Dawgs voluntarily dismissed the case in November, according to court records, leading Crocs to claim the Nevada company used the court system in bad faith and to file a motions for sanctions Dec. 1. Crocs declined multiple requests for an interview but emailed this statement to the Camera:
“This is the third lawsuit that Dawgs has filed against Crocs and then abandoned in the Nevada Courts. The latest lawsuit escalated Dawgs’s harassment by leveling meritless claims directly against individual Crocs employees, which Dawgs then dismissed before the employees could defend themselves.

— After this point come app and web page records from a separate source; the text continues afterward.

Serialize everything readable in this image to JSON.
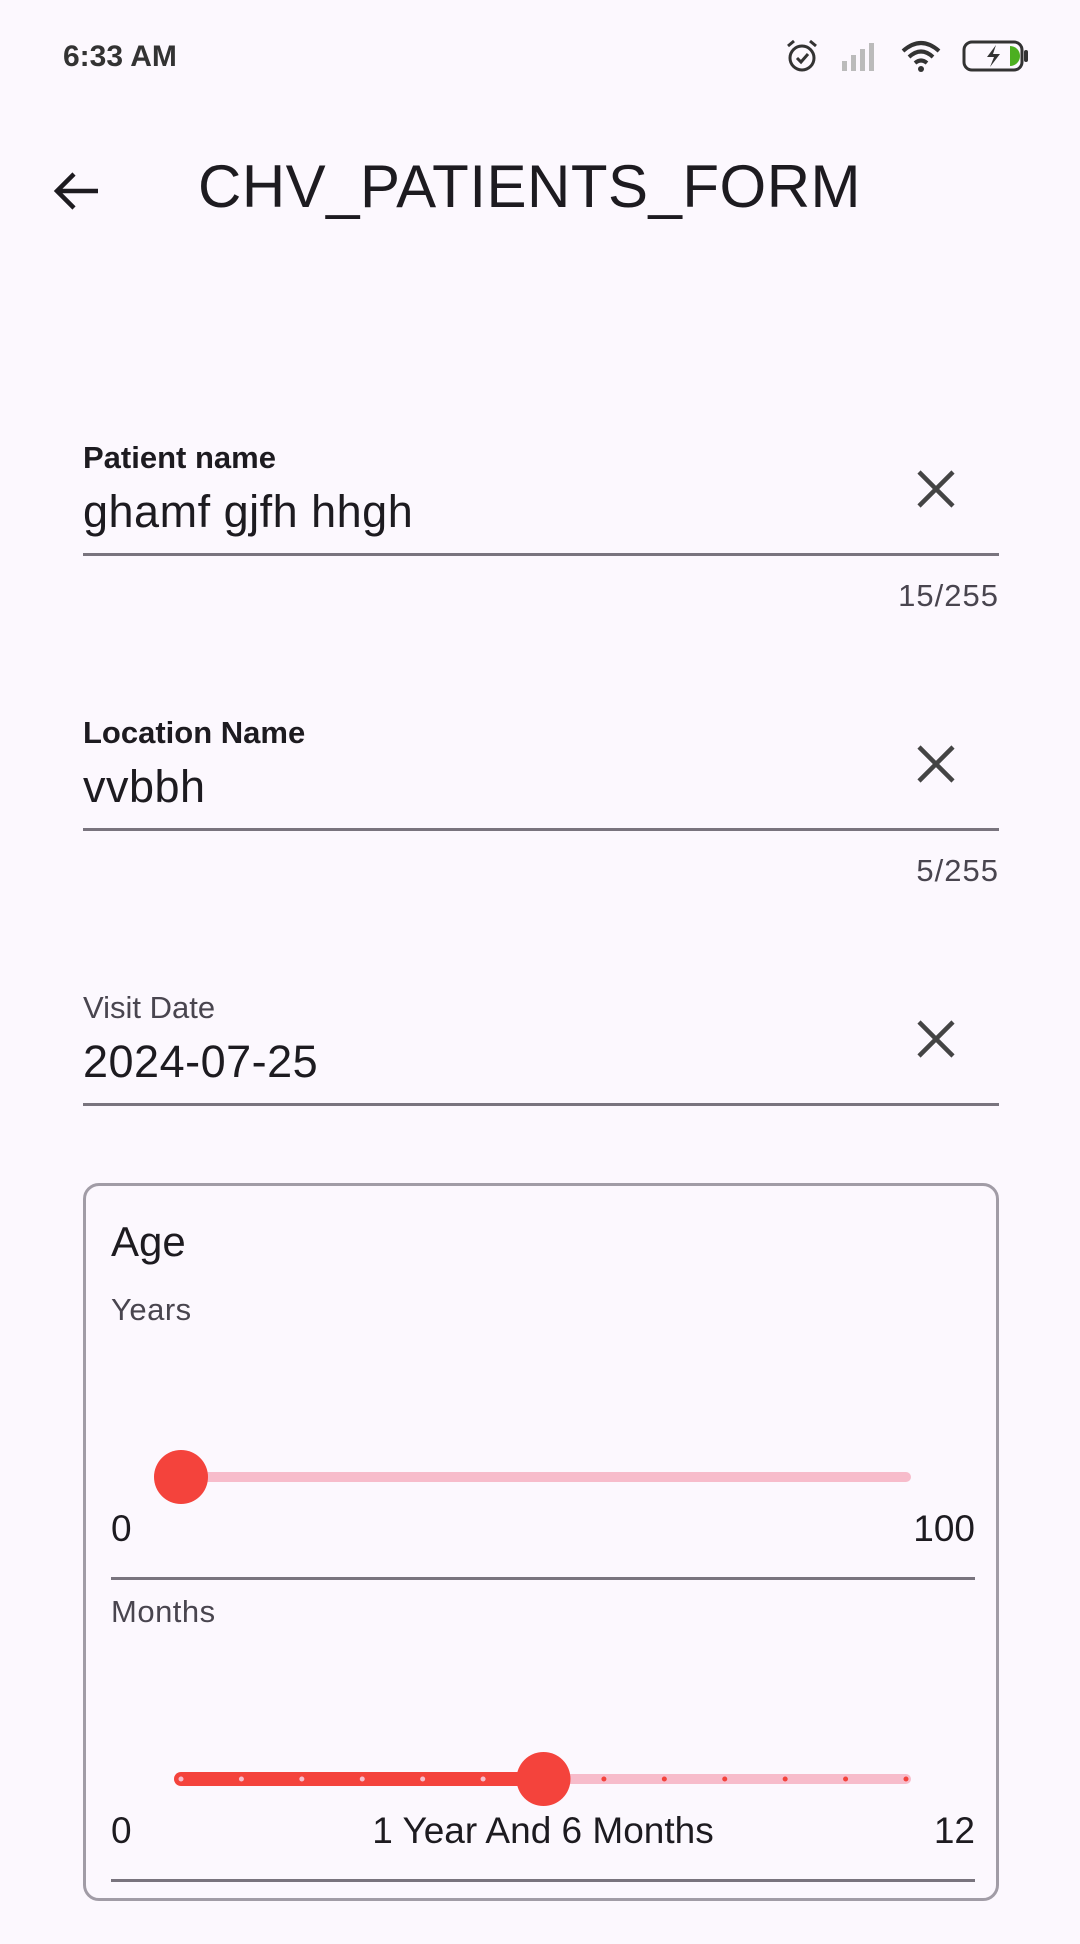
{
  "status_bar": {
    "time": "6:33 AM",
    "icons": [
      "alarm-icon",
      "signal-icon",
      "wifi-icon",
      "battery-charging-icon"
    ]
  },
  "app_bar": {
    "title": "CHV_PATIENTS_FORM",
    "back_icon": "arrow-back-icon"
  },
  "form": {
    "patient_name": {
      "label": "Patient name",
      "value": "ghamf gjfh hhgh",
      "counter": "15/255"
    },
    "location_name": {
      "label": "Location Name",
      "value": "vvbbh",
      "counter": "5/255"
    },
    "visit_date": {
      "label": "Visit Date",
      "value": "2024-07-25"
    }
  },
  "age": {
    "title": "Age",
    "years": {
      "label": "Years",
      "min": "0",
      "max": "100",
      "value": 0
    },
    "months": {
      "label": "Months",
      "min": "0",
      "max": "12",
      "value": 6,
      "summary": "1 Year And 6 Months"
    }
  },
  "colors": {
    "accent": "#f4433c",
    "track_inactive": "#f7bccb",
    "background": "#fcf8fe"
  }
}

Crocs believes that this is sanctionable conduct and is seeking remedies to prevent this type of misconduct in the future.”
Steven Mann, CEO of Dawgs, said he dismissed the suit because he got what he wanted: documents proving Crocs had illegally accessed the Zulily account.
“We had reached out to Crocs and Zulily (and said) ‘Please give us proof you were not in our portal,'” Mann said. “We begged them for two months — they wouldn’t do it, refused to supply (the documents). It forced us to basically sue them for it.
“After we sued them, they produced the exact documents we were asking for. Once we received the evidence, we dropped the case.”
Mann plans to use the evidence in his company’s ongoing, 11-year lawsuit with Crocs in Colorado concerning Crocs cornerstone patent, as well as a new suit filed in August against 18 former and current Crocs executives alleging anti-trust violations.